At the Bipartisan Policy Center, Former Majority Leaders Bill Frist and Tom Daschle joined forces to encourage bipartisanship across the states to solve our health care problems.

According to Politico, the Bipartisan Policy Center announced “that it will form a group of former governors from both parties with hopes of coming up with creative and effective ways to implement the health care reform law.”

Former Speaker Frist was quoted saying,

…it is the law of the land and it is the platform, the fundamental platform, upon which all future efforts to make that system better, for that patient, for that family, will be based. And that is a fact.

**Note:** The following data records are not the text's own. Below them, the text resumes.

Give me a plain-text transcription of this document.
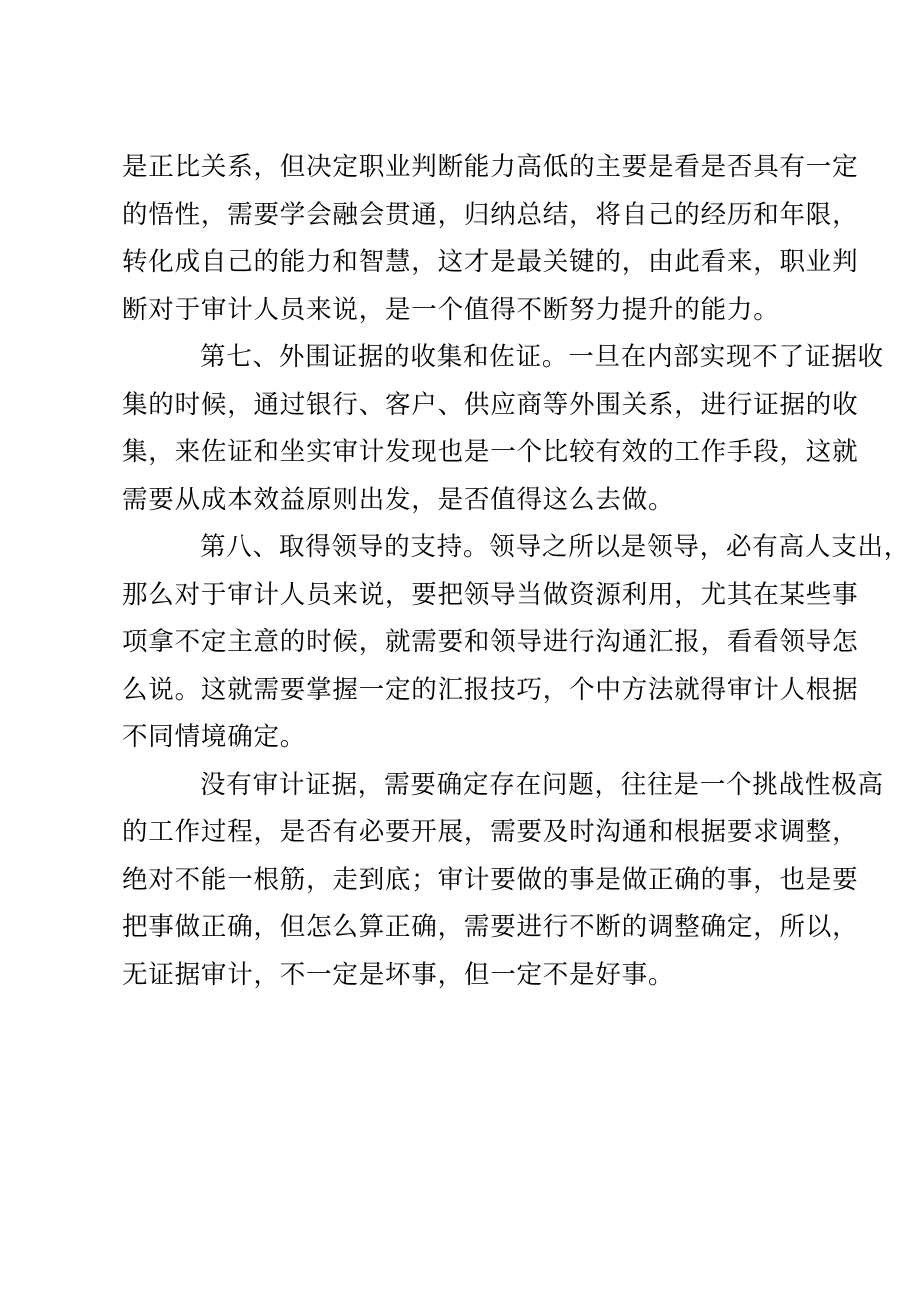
是正比关系，但决定职业判断能力高低的主要是看是否具有一定
的悟性，需要学会融会贯通，归纳总结，将自己的经历和年限，
转化成自己的能力和智慧，这才是最关键的，由此看来，职业判
断对于审计人员来说，是一个值得不断努力提升的能力。
第七、外围证据的收集和佐证。一旦在内部实现不了证据收
集的时候，通过银行、客户、供应商等外围关系，进行证据的收
集，来佐证和坐实审计发现也是一个比较有效的工作手段，这就
需要从成本效益原则出发，是否值得这么去做。
第八、取得领导的支持。领导之所以是领导，必有高人支出，
那么对于审计人员来说，要把领导当做资源利用，尤其在某些事
项拿不定主意的时候，就需要和领导进行沟通汇报，看看领导怎
么说。这就需要掌握一定的汇报技巧，个中方法就得审计人根据
不同情境确定。
没有审计证据，需要确定存在问题，往往是一个挑战性极高
的工作过程，是否有必要开展，需要及时沟通和根据要求调整，
绝对不能一根筋，走到底；审计要做的事是做正确的事，也是要
把事做正确，但怎么算正确，需要进行不断的调整确定，所以，
无证据审计，不一定是坏事，但一定不是好事。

This could be a good sign of what’s to come.

Americans need actual solutions to fix a system that has left millions without insurance and millions more vulnerable if they become sick or injured. They don’t need empty rhetoric from politicians who are just pandering to their base.

As a recent AP poll has shown, an overwhelming majorityof Americans are not in favor of repealing the law in its entirety.

Those who have made headlines echoing stale—and untrue—talking points should take a cue from the Former Speaker. It’s time to work together to come up with solutions, not repeal the progress we’ve already gained.